On Wed, 2013-02-27 at 07:49 +0100, Vincent Hanquez wrote:
> On Mon, Feb 25, 2013 at 01:30:40PM +0100, Nicolas Trangez wrote:
...
> I've been looking at the same thing lately, and i've been quite surprised, to
> say the least, by the usual go-to packages (cereal, binary). Performance wise
> this is hard to summarize, but if you serialize something small and have a 
> easy
> to compute size (e.g. fixed size structure), i would advise against using any
> kind of builder structure (builder,cereal,binary), and go directly at the
> Storable level, if performance need to be on-par other languages.
> 
> My initial interpretation is that the builder initial cost is quite high, and
> only get amortized if the number of operations is quite high (and have less
> bytestrings).

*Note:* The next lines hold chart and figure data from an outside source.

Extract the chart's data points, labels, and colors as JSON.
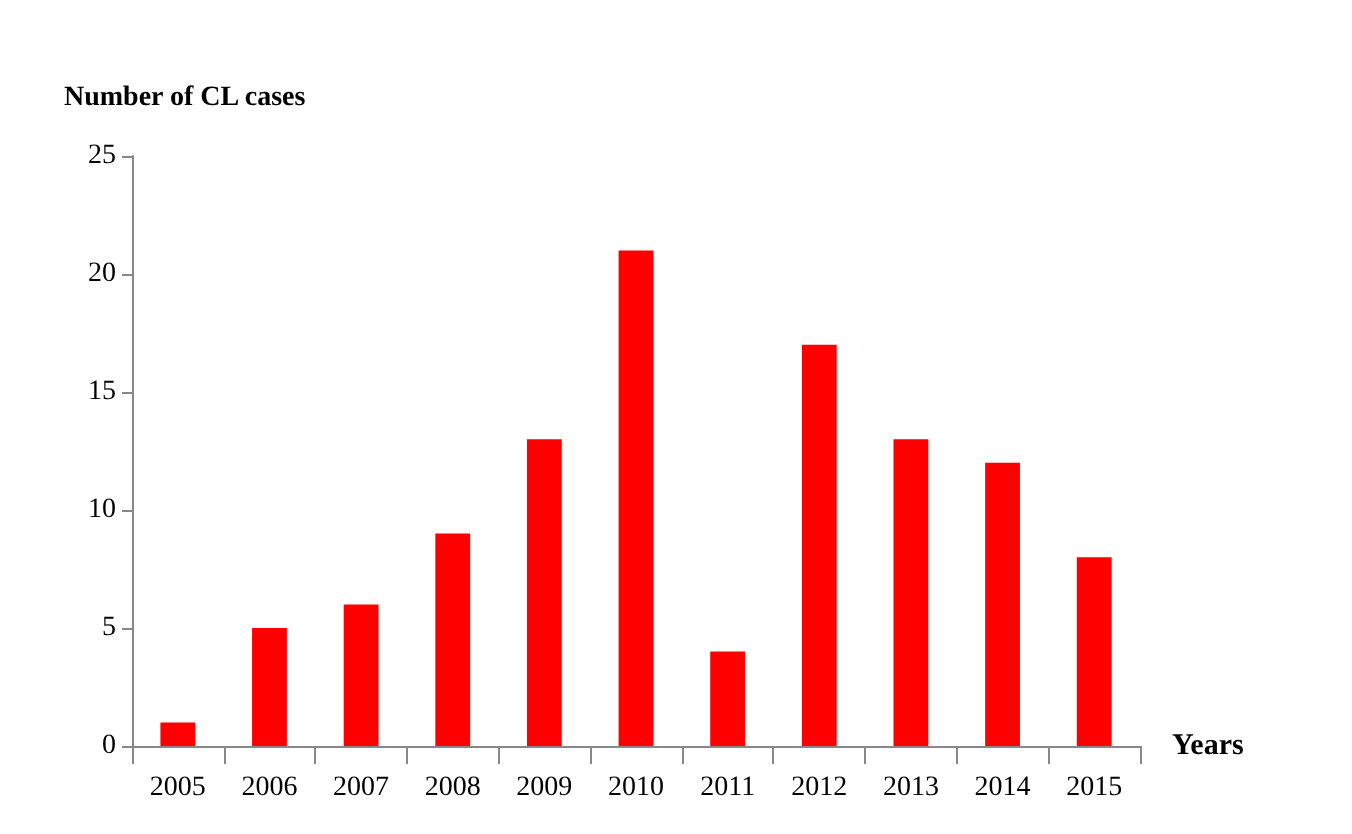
{
  "chart_data": {
    "type": "bar",
    "xlabel": "Years",
    "ylabel": "Number of CL cases",
    "categories": [
      "2005",
      "2006",
      "2007",
      "2008",
      "2009",
      "2010",
      "2011",
      "2012",
      "2013",
      "2014",
      "2015"
    ],
    "values": [
      1,
      5,
      6,
      9,
      13,
      21,
      4,
      17,
      13,
      12,
      8
    ],
    "color": "#ff0000",
    "ylim": [
      0,
      25
    ],
    "yticks": [
      0,
      5,
      10,
      15,
      20,
      25
    ],
    "grid": false
  }
}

So if you have many structures encoded in one encoding operation
> it's probably ok-ish.
> 
> I've made the following benchmark when i was doing my experiments,
> that shows basic serialization of bytestring-y data structures:
> 
> * "bclass" is a simple function that use bytestring concat or append
> * "bclass+io" is a simple function that use mutable bytestring + poke to 
> create the bytestring
> * "cereal" is cereal's encode function
> * "binary" is binary's encode function
> * "builder" is bytestring's builder.
> 
> * simple bytestring of constant size: <sz>
> * n bytestrings of same size: n*<sz>
> * n bytestrings of different size: <sz>+<sz2>+..

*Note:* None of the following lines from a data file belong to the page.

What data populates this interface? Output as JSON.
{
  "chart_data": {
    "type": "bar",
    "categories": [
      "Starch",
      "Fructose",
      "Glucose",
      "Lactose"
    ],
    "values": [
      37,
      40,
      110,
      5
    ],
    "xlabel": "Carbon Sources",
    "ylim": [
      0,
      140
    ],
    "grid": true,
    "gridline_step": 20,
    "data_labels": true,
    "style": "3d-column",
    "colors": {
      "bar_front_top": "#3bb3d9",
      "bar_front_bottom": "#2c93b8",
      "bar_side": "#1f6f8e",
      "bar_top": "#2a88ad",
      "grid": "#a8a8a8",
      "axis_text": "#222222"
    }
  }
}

> * n bytestrings plus a w32 prefixed size: len+n*<sz>
> 
> Obviously, caveat emptor:
> 
> http://tab.snarc.org/others/benchmark-bytestring-serialization.html
> 
> Let me know if anyone want the source file.

These are some really interesting (and very consistent) results, thanks!
I guess I should do some benchmarking myself and maybe change some thing
around (heck, now I'm using Builder to serialize constants :-P).

It might be worth to share these benchmarks with the 'binary' and
'bytestring'/'blaze-builder' maintainers?